Pennsylvania light in sky
©Jason Plotkin
Dave Dietz points out one of the photographs on his computer of the UFO he witnessed and took pictures of outside his Thomasville home last week.

Dave Dietz of Thomasville saw something in the night sky last week, and he's still not sure what.

Dietz isn't some kind of nut. He doesn't have posters of UFOs in his office. He doesn't believe Bigfoot is stalking the woods beyond his Jackson Township home. He doesn't believe in paranormal nonsense.

He's a scientist by trade, an environmental geologist. By avocation, he's an amateur astronomer. His office bookshelves contain tomes about geology and astronomy. There's not an "I want to believe" poster in sight.

And so, he doesn't know how to explain what he saw one recent night while driving home from Abbottstown.

"It was something in the sky, and it was unidentified," Dietz, 48, said. "What I saw was something I can't identify."

That makes it a UFO.

It was between 10:30 and 11 p.m. when he saw something in the southern sky. He looks at the sky a lot, having an interest in the heavens, and he could tell immediately that what he saw was something he hadn't seen before.

It was a group of bright orbs, much brighter than the brightest star in the sky, Sirius, the Dog Star. They weren't planets; they weren't in a part of the sky that any planet would appear in. He didn't know what they were.

They hovered, in a kind of V-shape, and turned around. They weren't moving.

When he got home, he stood in the backyard of his 18th-century home and watched the lights. They were moving around, but not in any way that would indicate any kind of aircraft he's familiar with.

His wife had never seen anything like it before, either. Their 10-year-old son, Nicholas, came out and watched, too.

Dietz snapped photos, about 40 in all. The photos show lights that don't appear to be like any aircraft or easily explained phenomena.

At one point - a moment captured in one of his photos - the grouping of bright lights seemed to expel one of the lights.

"It shot out," he said. "It reminded me of one of those marshmallow guns."

He stayed in the yard until about 1 a.m., watching the lights, and then went to bed. The next day, he looked at the pictures and tried to figure out what it was he had seen in the sky.

"As a scientist, the first thing I tried to do was debunk it," he said.

He checked satellites on the Internet and found none that would be visible to the naked eye in that area of the sky. Even if it were a satellite, he said, satellites do not move in the way the lights he saw moved. He checked to see whether the space shuttle was orbiting; shuttles were earthbound, he found.

He checked the location of the International Space Station. It could have been that, he said. But it would have been in another part of the sky and would have been visible only for a few minutes.

Nothing he checked could have been the lights, he said.

"I still haven't been able to debunk it," he said.

He reported it to the Mutual UFO Network at MUFON.com, but he hasn't heard anything back.

"I'm not saying I saw aliens," he said. "But with all of the billions of galaxies and stars in the universe, it's foolish to think we're the only people out there."

MUFON lists UFO sightings in Pennsylvania.

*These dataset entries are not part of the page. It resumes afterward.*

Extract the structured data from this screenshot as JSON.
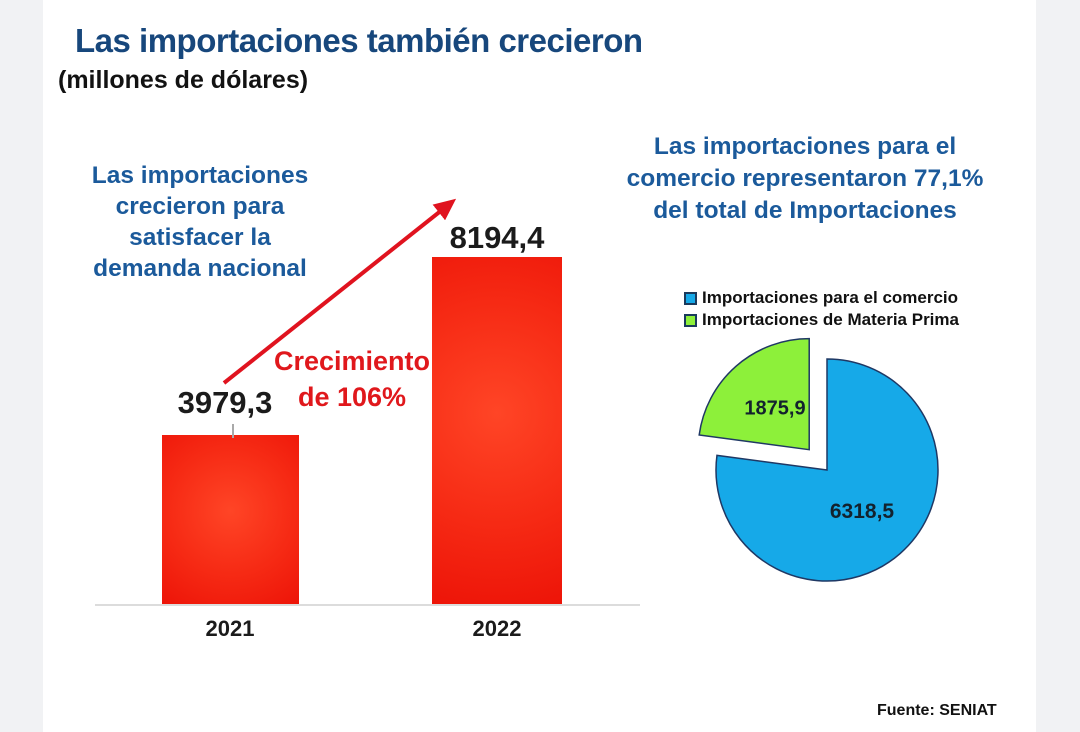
{
  "page": {
    "title": "Las importaciones también crecieron",
    "subtitle": "(millones de dólares)",
    "source": "Fuente: SENIAT"
  },
  "annotations": {
    "left_note": "Las importaciones\ncrecieron para\nsatisfacer la\ndemanda nacional",
    "growth_note": "Crecimiento\nde 106%",
    "right_note": "Las importaciones para el\ncomercio representaron 77,1%\ndel total de Importaciones"
  },
  "colors": {
    "title_blue": "#17477c",
    "note_blue": "#1b5a9b",
    "growth_red": "#e0181c",
    "arrow_red": "#e0131f",
    "bar_red": "#f32011",
    "pie_blue": "#16a9e8",
    "pie_green": "#8df03a",
    "side_strip_gray": "#f1f2f4"
  },
  "chart_data": [
    {
      "type": "bar",
      "title": "Las importaciones también crecieron (millones de dólares)",
      "categories": [
        "2021",
        "2022"
      ],
      "values": [
        3979.3,
        8194.4
      ],
      "value_labels": [
        "3979,3",
        "8194,4"
      ],
      "bar_color": "#f32011",
      "annotation": "Crecimiento de 106%",
      "ylim": [
        0,
        8800
      ],
      "grid": false
    },
    {
      "type": "pie",
      "title": "Las importaciones para el comercio representaron 77,1% del total de Importaciones",
      "labels": [
        "Importaciones para el comercio",
        "Importaciones de Materia Prima"
      ],
      "values": [
        6318.5,
        1875.9
      ],
      "value_labels": [
        "6318,5",
        "1875,9"
      ],
      "percent_of_total_commerce": "77,1%",
      "colors": [
        "#16a9e8",
        "#8df03a"
      ],
      "exploded": [
        false,
        true
      ],
      "legend_position": "top"
    }
  ]
}
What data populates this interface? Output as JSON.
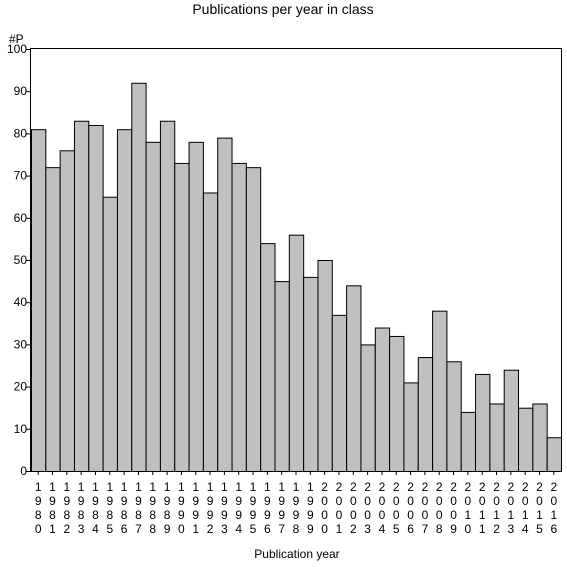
{
  "chart_data": {
    "type": "bar",
    "title": "Publications per year in class",
    "ylabel": "#P",
    "xlabel": "Publication year",
    "ylim": [
      0,
      100
    ],
    "yticks": [
      0,
      10,
      20,
      30,
      40,
      50,
      60,
      70,
      80,
      90,
      100
    ],
    "grid": false,
    "bar_color": "#c0c0c0",
    "categories": [
      "1980",
      "1981",
      "1982",
      "1983",
      "1984",
      "1985",
      "1986",
      "1987",
      "1988",
      "1989",
      "1990",
      "1991",
      "1992",
      "1993",
      "1994",
      "1995",
      "1996",
      "1997",
      "1998",
      "1999",
      "2000",
      "2001",
      "2002",
      "2003",
      "2004",
      "2005",
      "2006",
      "2007",
      "2008",
      "2009",
      "2010",
      "2011",
      "2012",
      "2013",
      "2014",
      "2015",
      "2016"
    ],
    "values": [
      81,
      72,
      76,
      83,
      82,
      65,
      81,
      92,
      78,
      83,
      73,
      78,
      66,
      79,
      73,
      72,
      54,
      45,
      56,
      46,
      50,
      37,
      44,
      30,
      34,
      32,
      21,
      27,
      38,
      26,
      14,
      23,
      16,
      24,
      15,
      16,
      8
    ]
  }
}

Some of them seem plausible. Others not so much. On the other hand, former President Jimmy Carter once said he saw a UFO.

A message left at MUFON's Fort Collins, Colorado, headquarters went unanswered. (The automated telephone operator at MUFON says, "To report an abduction experience, please press 2.")

MUFON has reported a wave of UFO sightings in Pennsylvania.

The Bucks County Courier Times in suburban Philadelphia recently ran a story about four separate reports of UFOs.

York County 911 reported it did not receive any calls from other people who may have seen the lights. The York Airport didn't receive any reports either.

"On occasion, we'll hear rumors about things," said operations manager Rick Fuess. "One of the things we hear about are helicopters."

Dietz said what he saw didn't look anything like any helicopter, or any other aircraft, he's aware of.

"All I'm saying is I saw something and it was unidentified," he said. "Being a scientist and an astronomy nut, does that give me more credibility or less credibility?"